/var/psf/seglist and /var/psf/segments with Input Manager

For InfoPrint Manager actual destinations defined with the PSF DSS, InfoPrint Manager uses /var/psf/seglist and /var/psf/segments (by default) for storing all the AFP, including AFP resulting from the transform of all datatypes (or in InfoPrint Manager terminology, document formats), except ASCII (meaning Proprinter or Quietwriter ASCII, or flat ASCII that cannot be formatted with a page definition through ACIF).

The Input Manager segments incoming jobs once they have been transformed to AFP, or if they come in as AFP, to create smaller pieces. These pieces can then begin to print before a file is entirely transformed, leading to faster first-page-out time.
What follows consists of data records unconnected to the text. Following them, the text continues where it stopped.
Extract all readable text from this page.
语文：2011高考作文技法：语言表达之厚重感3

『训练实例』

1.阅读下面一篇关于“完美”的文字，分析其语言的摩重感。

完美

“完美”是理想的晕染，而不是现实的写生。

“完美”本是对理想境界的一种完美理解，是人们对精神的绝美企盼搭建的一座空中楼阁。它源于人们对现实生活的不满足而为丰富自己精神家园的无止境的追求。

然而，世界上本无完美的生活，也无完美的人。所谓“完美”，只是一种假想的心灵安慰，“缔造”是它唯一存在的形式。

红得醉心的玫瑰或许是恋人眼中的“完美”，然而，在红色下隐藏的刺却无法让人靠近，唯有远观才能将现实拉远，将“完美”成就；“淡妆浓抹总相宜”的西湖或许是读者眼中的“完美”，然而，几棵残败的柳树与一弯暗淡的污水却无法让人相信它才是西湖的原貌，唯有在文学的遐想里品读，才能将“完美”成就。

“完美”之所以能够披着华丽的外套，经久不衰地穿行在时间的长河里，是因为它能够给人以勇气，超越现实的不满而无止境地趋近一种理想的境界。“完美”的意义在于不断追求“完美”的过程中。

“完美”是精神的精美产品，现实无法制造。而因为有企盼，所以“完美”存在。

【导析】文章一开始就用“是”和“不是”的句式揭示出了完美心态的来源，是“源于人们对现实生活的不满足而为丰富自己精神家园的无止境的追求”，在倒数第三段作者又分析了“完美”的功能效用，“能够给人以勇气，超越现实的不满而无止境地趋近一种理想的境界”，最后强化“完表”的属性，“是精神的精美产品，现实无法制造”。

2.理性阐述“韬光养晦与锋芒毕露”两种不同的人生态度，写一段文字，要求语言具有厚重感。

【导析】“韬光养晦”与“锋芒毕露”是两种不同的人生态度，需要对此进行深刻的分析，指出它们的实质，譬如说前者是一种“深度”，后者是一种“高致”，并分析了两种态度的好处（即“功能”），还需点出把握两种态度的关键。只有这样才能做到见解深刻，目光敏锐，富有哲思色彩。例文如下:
It is more of an advantage for files that need to be transformed (such as PostScript, PCL, PDF, and so forth) than for files that are already in AFPDS or MO:DCA format.

When Input Manager segments the file, it creates a segment list (a list of all the segments) in /var/psf/seglist and the segments themselves, which are by default, 5000K chunks of AFP, in /var/psf/segments. The default segment size of 5000K is probably acceptable for most environments. See PSF (/var/psf/segments) for more information about segment size.

The first segment of a job contains all of the inline resources associated with the job. It is called xxx.seg0. If this segment does not exist for a job, the job does not have any inline resources. This first segment does not follow the segment size configured for the segmenter, that is, it is as large as it needs to be to contain all of the inline resources for the job.

All of the segments have the same name, with the final extension increasing numerically until it reaches the last segment with a name like xxx.segx.end. This segment tells PSF that it does not need to wait for more segments and that the job is finished.

After a job prints and is stacked, its segments are deleted unless the delete-segment-list job attribute is set to false. If segments have been saved or space is needed while processing a job, a cleanup routine deletes the segments that are no longer needed.

Segments are created one after the other and sent to the PSF DSS to improve the processing or printing speed. However, there is a limitation when submitting multiple-document jobs such as multiple AFP files in a single pdpr command or staging to print jobs via hot folders. In this case, the documents are concatenated and placed in the same stream, being seen as a single AFP print file (job).

If the first AFP file contains an inline resource group, then the first segment, xxx.seg0 for the entire multi-document job, will contain this inline resource group and the inline resource groups from the rest of the documents ( the other AFP files) will be discarded. Moreover, if the first document does not contain an inline resource group, the entire concatenated multi-document job will not have an inline resource group xxx.seg0. Therefore, it is strongly recommended to avoid using multi-document jobs having inline resource groups so as not to receive resource error messages.